Le Parlement européen a donné son feu vert mardi 23 juin à l'ouverture de négociations avec les États membres concernant l'euro numérique, un projet porté depuis six ans par la Banque centrale européenne (BCE) et défendu par l'exécutif européen. Les discussions pourraient démarrer à la rentrée, pour une mise en place attendue en 2029.
Un projet pour contrer la domination américaine
Concrètement, l'euro numérique serait une version virtuelle de la monnaie unique, émise par la BCE, universellement acceptée dans toute la zone euro, que ce soit en magasin, en ligne ou entre particuliers. L'objectif est de créer un service de paiement paneuropéen face à la domination des géants américains comme Mastercard, Visa, Apple Pay ou PayPal. Selon la BCE, 13 des 20 pays membres de la zone euro dépendent de ces solutions pour les paiements transfrontaliers, ce qui pose des questions de souveraineté. En mars 2025, Philip Lane, chef économiste de la BCE, avertissait que cette dépendance « expose l'Europe à des risques de pression économique et de coercition », en référence aux tensions transatlantiques depuis le retour au pouvoir de Donald Trump.
Des craintes et des rumeurs infondées
Le projet n'était pas gagné d'avance, car les banques, notamment françaises, s'y opposaient, le jugeant redondant avec leurs propres programmes numériques. Par ailleurs, de nombreuses théories complotistes ont circulé sur Internet, notamment l'idée que l'euro numérique remplacerait les espèces. La présidente de la BCE, Christine Lagarde, a insisté lors de son audition lundi au Parlement européen : « Les billets en euros continueront de circuler aussi longtemps que les citoyens européens voudront les utiliser. »
Autre rumeur infondée : l'argent numérique serait « périssable » avec des délais imposés pour le dépenser. En réalité, les euros numériques seront stockés dans un portefeuille numérique associé au compte bancaire, avec un plafond de détention. Au-delà de cette limite, les sommes excédentaires seront transférées vers le compte bancaire classique. La BCE précise que ce plafond vise à prévenir des retraits massifs de dépôts et à préserver la stabilité financière.

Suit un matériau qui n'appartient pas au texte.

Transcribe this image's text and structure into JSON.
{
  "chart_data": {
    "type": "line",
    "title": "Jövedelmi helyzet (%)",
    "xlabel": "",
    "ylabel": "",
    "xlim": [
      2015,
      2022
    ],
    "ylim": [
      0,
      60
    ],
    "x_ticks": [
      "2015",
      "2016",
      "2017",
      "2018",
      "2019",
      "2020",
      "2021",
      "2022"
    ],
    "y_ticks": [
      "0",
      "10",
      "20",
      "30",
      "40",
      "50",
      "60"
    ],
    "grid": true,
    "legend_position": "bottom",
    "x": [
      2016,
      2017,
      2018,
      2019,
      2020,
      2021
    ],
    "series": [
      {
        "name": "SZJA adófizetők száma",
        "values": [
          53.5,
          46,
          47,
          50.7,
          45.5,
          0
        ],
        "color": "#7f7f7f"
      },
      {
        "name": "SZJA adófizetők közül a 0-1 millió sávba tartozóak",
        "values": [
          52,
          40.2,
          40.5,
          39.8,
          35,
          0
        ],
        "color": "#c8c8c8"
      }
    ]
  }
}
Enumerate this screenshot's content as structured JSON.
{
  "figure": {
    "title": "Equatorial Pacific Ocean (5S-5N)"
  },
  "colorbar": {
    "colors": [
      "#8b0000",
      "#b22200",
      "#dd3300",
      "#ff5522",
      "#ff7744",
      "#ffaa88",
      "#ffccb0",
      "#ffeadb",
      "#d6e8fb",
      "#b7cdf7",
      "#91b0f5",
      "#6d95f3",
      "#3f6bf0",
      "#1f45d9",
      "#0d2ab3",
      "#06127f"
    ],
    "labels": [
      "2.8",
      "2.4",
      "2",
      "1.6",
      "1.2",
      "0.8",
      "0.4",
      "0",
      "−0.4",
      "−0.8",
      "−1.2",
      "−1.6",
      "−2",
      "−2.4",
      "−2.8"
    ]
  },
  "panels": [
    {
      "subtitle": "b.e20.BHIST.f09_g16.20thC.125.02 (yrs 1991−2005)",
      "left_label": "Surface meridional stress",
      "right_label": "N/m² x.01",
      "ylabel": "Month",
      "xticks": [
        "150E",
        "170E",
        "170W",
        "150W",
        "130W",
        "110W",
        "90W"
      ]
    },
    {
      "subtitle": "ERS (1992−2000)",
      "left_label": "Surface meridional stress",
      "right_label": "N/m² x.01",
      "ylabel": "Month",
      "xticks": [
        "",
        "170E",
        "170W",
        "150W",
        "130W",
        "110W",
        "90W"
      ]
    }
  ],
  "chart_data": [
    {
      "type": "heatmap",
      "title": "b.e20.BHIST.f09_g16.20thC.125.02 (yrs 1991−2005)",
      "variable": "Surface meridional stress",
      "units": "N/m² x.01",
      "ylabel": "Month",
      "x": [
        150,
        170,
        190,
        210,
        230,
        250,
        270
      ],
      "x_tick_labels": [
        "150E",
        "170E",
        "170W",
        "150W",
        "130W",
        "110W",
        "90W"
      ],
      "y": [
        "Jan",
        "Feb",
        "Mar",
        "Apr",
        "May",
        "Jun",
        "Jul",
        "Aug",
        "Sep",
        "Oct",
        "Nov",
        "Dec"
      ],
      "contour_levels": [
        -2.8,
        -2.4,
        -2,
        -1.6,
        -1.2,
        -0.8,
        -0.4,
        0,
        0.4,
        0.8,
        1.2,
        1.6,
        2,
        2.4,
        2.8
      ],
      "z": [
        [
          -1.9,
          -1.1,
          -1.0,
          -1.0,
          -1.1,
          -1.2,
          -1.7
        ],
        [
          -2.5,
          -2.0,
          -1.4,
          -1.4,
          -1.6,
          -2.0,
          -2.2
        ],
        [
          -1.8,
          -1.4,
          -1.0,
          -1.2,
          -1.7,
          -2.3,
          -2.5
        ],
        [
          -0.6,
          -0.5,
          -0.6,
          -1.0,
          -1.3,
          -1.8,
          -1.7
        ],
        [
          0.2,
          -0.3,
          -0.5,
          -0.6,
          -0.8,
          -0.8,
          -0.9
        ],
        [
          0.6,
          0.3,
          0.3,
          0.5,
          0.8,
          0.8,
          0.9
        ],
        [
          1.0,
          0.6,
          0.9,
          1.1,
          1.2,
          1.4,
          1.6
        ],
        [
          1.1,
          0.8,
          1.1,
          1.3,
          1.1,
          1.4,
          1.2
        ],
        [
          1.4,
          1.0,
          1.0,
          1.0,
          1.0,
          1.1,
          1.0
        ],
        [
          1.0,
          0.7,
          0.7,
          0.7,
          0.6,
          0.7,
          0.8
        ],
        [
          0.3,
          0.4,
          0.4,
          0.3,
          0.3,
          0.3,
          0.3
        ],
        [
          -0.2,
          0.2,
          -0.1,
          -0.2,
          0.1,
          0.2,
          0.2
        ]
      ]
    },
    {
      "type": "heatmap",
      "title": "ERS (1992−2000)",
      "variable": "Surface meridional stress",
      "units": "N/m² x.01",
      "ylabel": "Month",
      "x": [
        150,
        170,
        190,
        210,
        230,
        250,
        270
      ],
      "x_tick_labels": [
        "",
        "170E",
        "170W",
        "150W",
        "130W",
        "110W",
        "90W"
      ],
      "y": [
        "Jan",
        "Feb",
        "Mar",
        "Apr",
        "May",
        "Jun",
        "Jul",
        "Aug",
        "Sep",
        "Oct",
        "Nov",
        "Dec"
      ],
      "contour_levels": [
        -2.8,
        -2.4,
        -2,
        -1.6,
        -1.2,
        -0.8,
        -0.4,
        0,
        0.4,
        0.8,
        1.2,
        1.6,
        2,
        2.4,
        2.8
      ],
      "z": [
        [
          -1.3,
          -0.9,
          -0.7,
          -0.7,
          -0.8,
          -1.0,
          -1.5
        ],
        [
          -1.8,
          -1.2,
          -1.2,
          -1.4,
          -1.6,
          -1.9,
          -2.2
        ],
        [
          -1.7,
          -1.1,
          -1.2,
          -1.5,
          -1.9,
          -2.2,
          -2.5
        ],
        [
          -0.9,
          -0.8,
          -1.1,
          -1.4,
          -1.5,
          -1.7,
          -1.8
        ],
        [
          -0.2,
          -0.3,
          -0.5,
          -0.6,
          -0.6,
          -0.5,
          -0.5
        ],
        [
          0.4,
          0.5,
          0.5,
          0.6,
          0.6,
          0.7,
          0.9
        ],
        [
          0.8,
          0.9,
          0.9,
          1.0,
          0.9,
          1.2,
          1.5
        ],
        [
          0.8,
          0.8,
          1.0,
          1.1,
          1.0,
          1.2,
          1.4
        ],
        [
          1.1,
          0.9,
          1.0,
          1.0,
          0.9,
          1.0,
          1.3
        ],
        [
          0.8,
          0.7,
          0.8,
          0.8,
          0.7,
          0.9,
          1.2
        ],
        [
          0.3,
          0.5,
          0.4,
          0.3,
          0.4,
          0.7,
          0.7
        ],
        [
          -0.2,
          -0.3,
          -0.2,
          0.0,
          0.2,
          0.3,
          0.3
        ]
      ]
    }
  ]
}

Confidentialité et non-programmabilité
La BCE souligne que l'euro numérique ne sera pas programmable : il ne sera soumis ni à des restrictions d'usage ni à une durée de validité limitée, contrairement à certains bons d'achat. Les utilisateurs pourront l'employer librement et conserver sa valeur à tout moment. Sur la question du traçage des transactions, la BCE assure qu'elle « ne pourra pas identifier les utilisateurs de l'euro numérique, ni tracer leurs paiements ». De plus, l'euro numérique offrira la possibilité de payer hors ligne (sans connexion Internet, via Bluetooth par exemple), garantissant une confidentialité accrue : les informations de paiement ne seront visibles que pour le payeur et le receveur.